I got started into machining in the early '80s.  I thought it would be somewhat of a career thing, to compliment my other trade, but that isn't the way things went.  I ended up with a whole lot more formal education, but have kept that first lathe and enjoyed machining as a hobby.  At times it seemed like I was hauling a boat anchor around the country, having moved 3 times over the years.

Sometimes the lathe would sit idle for a few years, but I never gave up on the interest in making stuff.  About 6 years ago I added a work shop onto the garage - and ramped up the machine & tooling acquisitions.  I troll through the usual used machinery opportunities; Kijiji, auctions, word of mouth.  Other than that first lathe, everything else has needed a fair amont of attention - strictly speaking, that is my hobby, fixing up the old machine tools I've dragged home.  As the saying goes, "rarely does anything ever leave the building".

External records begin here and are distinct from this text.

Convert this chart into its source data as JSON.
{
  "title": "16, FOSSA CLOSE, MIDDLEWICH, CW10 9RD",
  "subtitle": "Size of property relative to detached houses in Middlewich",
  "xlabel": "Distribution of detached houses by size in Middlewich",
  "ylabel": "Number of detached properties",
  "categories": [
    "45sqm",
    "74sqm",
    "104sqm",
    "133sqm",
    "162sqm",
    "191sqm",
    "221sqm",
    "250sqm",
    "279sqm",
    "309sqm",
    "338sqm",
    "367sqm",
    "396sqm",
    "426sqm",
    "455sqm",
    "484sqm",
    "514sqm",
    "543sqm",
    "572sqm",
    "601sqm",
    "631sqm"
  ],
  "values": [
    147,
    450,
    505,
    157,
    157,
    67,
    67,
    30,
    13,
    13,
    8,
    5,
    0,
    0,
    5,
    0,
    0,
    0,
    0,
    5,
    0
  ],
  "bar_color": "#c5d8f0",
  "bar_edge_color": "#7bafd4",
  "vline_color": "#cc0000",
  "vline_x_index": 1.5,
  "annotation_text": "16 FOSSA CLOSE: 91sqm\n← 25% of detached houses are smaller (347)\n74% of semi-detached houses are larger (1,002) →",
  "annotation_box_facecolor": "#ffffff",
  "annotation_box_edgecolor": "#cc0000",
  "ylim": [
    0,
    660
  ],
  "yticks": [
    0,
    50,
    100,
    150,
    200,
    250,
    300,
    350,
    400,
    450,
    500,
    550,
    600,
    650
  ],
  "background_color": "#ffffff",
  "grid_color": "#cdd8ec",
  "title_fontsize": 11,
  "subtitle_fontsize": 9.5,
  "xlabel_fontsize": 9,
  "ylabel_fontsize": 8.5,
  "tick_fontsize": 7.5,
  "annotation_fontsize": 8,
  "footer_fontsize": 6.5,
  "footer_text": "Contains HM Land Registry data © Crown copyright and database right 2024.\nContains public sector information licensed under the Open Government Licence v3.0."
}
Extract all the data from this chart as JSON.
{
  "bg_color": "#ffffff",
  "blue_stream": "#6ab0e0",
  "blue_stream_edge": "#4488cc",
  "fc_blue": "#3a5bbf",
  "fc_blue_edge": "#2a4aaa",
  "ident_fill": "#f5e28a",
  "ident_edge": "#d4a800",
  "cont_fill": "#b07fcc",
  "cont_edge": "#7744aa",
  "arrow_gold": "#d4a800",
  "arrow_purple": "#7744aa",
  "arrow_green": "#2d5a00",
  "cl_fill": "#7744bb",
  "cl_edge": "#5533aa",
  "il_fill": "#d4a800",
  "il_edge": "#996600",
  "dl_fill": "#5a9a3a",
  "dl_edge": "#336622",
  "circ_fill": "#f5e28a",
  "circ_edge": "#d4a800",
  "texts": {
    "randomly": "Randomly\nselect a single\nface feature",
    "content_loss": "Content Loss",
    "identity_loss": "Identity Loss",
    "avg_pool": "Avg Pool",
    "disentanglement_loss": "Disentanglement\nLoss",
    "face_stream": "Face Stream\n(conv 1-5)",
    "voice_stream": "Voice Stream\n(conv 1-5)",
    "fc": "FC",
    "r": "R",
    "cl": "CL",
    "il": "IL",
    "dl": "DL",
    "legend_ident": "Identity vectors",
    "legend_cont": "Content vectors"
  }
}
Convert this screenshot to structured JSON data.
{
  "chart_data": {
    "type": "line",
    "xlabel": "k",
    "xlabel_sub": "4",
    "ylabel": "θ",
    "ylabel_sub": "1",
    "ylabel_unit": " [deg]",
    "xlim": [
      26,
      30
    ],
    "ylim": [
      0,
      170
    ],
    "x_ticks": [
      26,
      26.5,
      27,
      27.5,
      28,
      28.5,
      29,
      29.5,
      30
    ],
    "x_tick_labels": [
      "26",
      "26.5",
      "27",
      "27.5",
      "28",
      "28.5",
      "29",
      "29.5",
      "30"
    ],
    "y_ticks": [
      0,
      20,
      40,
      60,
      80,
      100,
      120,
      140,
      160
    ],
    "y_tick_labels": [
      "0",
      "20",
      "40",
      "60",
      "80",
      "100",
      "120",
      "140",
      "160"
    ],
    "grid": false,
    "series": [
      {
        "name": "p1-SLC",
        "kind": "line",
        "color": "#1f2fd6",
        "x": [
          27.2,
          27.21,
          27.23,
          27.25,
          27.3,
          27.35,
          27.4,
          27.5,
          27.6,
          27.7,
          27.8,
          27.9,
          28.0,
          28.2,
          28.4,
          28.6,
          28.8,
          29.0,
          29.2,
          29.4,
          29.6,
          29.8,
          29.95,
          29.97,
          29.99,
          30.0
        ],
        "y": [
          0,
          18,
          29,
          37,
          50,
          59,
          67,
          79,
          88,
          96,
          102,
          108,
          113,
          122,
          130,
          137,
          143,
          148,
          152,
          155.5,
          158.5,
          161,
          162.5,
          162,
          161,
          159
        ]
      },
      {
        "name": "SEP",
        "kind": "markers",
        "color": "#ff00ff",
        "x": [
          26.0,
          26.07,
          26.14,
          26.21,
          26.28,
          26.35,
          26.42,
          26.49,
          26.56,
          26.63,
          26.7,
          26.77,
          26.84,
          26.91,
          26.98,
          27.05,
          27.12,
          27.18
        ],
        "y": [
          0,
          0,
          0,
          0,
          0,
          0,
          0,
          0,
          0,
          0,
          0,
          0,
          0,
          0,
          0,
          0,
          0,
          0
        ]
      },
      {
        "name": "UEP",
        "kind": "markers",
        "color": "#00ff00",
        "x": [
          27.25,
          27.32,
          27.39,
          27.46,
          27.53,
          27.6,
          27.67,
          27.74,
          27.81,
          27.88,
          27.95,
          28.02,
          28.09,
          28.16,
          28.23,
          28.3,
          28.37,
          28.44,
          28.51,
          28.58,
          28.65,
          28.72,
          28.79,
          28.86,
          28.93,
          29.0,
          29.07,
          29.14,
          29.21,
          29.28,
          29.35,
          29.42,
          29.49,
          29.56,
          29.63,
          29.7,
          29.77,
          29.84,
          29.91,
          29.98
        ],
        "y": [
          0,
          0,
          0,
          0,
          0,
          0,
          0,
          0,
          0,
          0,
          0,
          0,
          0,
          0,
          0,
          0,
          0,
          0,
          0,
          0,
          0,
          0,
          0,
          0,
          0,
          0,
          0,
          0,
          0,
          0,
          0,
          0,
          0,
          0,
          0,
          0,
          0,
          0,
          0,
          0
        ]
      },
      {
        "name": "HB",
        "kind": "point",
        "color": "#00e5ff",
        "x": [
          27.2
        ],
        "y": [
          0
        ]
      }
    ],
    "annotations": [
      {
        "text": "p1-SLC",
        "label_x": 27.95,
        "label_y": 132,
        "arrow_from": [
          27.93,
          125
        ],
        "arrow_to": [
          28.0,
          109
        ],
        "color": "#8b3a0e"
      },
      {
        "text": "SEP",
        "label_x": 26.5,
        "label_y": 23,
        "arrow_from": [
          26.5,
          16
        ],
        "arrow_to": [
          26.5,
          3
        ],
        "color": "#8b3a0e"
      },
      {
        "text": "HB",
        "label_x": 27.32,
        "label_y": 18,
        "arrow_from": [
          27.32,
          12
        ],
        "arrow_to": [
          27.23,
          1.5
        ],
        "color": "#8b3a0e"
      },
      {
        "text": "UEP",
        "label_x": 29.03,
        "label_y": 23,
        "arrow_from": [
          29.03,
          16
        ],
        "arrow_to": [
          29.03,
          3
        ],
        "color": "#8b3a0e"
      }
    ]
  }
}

There is getting to be a small fleet, but is still keep looking for more machines that I could fix up.  Even though I have two projects in progress: the surface grinder and the VMC.  The VMC will drive an upgrade to the 3 phase system (probably cost more than what the VMC did).  I suspect most everyone else here also has an endless project list- but that is no barrier to adding onto it.

Anyway, good to see that there are a few other hobbyists in the area.   I'd be interested in hearing from any in the cnc community that are familiar with BP's DX-32.

Regards, David


----------



## Janger (Aug 21, 2018)

Welcome aboard David. Nice to hear you've been building a great shop. What's a BP DX-32? I have a home brew CNC Mill. Some other guys on here have various sizes of CNC gear and various types from small to full size Haas.


----------



## Chipper5783 (Aug 21, 2018)

The BP is a Bridgeport VMC-1000/22.  It is a pretty standard full feature industrial machine of late 1990's vintage: 1000mm of X travel, 15 hp spindle, 20 tool changer, chip conveyor, flood coolant and full cabinet.  It is not all that large a machine, but with the enclosure it takes up quite a bit of floor space.  I saw it run a few times, but I have not sorted the power just yet.  This one has Bridgeport's DX-32 controller which is basically another G code, with some minor syntax differences (compared to the G code associated with other controllers).  I understand they were also offered with a Heidenhein.


----------



## CalgaryPT (Aug 23, 2018)

Welcome David.


----------



## Janger (Aug 23, 2018)

@Chipper5783 David are you in the Calgary area? I'd like to see your mill sometime... I looked it up and it looks like a good machine to me.


----------